The focus of the session jumped around. Technology, law and business all were discussed, sometimes simultaneously. There were many variations on the Ash theme song: What else will it do? Williams fielded questions about his hopes for seeing his work benefit humanity at large, but mostly about how his T-ray technology works.

“What is spectroscopy? What does that mean?” a student asked.

“Spectroscopy means colors,” Williams explained. “There is a very broad spectrum of colors. Some of them you can’t see with your eye, but you can through spectroscopy in the range of terahertz frequencies.”

Showtime

April 15, tax day, and the three teams reassemble in the Blow Hall lecture room for presentation of their plans. Gwyn Williams is back, along with some colleagues from Jefferson Lab, including Rhonda Scales, legal counsel at the lab, who works with actual tech-transfer licensing deals. The role of Jefferson Lab personnel for the evening was to evaluate the technical, as well as the commercial, feasibility of each of the three plans. Ash and Robinson would deliver verdicts as well.

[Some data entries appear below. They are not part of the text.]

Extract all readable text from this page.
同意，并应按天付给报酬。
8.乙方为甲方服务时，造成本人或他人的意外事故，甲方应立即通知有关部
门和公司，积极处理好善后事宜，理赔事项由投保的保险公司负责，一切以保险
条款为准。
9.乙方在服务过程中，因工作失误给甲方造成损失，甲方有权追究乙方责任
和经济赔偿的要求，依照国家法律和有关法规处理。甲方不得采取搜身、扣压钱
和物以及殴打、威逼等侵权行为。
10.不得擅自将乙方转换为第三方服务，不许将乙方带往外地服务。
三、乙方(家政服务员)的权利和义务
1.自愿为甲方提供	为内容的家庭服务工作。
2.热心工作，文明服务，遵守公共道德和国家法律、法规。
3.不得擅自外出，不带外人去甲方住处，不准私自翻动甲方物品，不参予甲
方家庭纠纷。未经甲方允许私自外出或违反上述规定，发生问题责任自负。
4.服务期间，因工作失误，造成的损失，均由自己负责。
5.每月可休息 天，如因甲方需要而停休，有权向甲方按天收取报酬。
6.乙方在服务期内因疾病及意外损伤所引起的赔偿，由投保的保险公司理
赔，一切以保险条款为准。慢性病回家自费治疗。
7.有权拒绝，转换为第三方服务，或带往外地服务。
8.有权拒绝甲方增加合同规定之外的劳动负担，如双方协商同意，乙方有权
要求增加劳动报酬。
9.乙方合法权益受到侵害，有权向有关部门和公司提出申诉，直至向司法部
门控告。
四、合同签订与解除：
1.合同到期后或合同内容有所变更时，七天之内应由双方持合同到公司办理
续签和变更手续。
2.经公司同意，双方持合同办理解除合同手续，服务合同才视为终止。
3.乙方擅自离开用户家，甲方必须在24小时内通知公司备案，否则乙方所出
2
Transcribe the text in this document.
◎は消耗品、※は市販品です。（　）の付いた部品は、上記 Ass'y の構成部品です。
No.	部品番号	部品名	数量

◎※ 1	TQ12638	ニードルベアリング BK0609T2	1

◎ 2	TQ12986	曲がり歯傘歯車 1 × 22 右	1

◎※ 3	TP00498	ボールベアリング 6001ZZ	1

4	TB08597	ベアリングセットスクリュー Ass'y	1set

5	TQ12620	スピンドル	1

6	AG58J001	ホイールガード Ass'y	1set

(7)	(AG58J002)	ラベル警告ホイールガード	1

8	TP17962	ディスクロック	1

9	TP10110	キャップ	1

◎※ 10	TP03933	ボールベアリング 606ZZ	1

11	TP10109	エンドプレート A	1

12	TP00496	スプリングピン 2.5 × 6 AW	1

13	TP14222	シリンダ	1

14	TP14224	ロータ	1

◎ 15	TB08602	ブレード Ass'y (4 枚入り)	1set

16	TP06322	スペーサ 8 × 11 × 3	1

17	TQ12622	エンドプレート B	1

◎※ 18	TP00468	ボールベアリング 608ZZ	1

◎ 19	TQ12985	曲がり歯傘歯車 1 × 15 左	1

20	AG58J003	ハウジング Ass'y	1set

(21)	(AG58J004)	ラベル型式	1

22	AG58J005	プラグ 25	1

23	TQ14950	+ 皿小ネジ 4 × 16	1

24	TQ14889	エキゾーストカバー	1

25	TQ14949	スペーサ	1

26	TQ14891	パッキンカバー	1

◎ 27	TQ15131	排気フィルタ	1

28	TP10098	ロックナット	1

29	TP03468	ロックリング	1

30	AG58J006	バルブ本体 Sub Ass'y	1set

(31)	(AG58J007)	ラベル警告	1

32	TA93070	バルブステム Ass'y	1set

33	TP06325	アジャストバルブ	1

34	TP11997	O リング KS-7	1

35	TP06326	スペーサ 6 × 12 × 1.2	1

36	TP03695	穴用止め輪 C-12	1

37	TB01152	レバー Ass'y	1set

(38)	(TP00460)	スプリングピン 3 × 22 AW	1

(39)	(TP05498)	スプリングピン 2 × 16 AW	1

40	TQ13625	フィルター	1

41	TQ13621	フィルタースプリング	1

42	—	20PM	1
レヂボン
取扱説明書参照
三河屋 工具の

“Here’s the rules,” Ash called out. “You have twenty minutes to make your pitch. Watch me for arm signals; I’ll let you know when you have ten and five minutes left. Then you’ll have twenty minutes to answer questions and defend. Neal and I have absolute confidence in you. Talk slow and remember—it’s a sales job.”

The first team proposed establishment of a firm called New Wave Technologies, which will seek to manufacture a T-ray quality-control device “similar to a large photocopy machine.” Their plan wass to identify the best markets from broad fields within pharmaceuticals, paper/lumber, food products and the automotive industries.

The second group, hoping to dba as ThzTech, took dead aim at the pharmaceutical markets, identifying niches in quality control and drug discovery and development. They proposed a terahertz-based drug compound analyzer followed by another machine that would mass-scan batches of pharmaceuticals for quality control.

The final pitch was made by a group who identified themselves as TeraScanz, with proposals for medical imaging technology. They presented a plan to partner with scientific labs and university medical centers to use terahertz technology to make instruments for medical imaging.

The judges confer

Each presentation takes place below a projected PowerPoint, team members explaining their plans for capitalization, IP, licensing, marketing, corporate structure and so on. After each presentation there was a round of questions, often pointed, from the Jefferson Lab crew.

“So what you’re saying,” Scales asked one team, “is that Jefferson Lab is going to be empty-handed for the first year of your operation?” The answer was a very quiet yes.

After the three teams filed out the Jefferson Lab audience conferred and awarded points. Ash joined the deliberations near the end and added his own comments.

“We saw a lot of naiveté up there this evening,” he said with a smile. One team was decidedly weaker than the other two, but the Jefferson Lab participants and Ash differed on which of the two offered the greatest chance of success.

Failure is not just a featured event in Ash’s Olympics of misery; it’s also a big part of the life of the venture capitalist, the lawyer and the entrepreneur. Ash doesn’t browbeat or patronize but he doesn’t shelter his students from failure, either. His manner with the CAM members is avuncular, but he’s the kind of uncle who teaches nephews and nieces to swim by tossing them in the river.

“I want our students to understand what the real world is like,” Ash said. “A lot of times these new companies go belly up and that’s the way, you know—not everything is good. And they have to learn how to react to various problems.”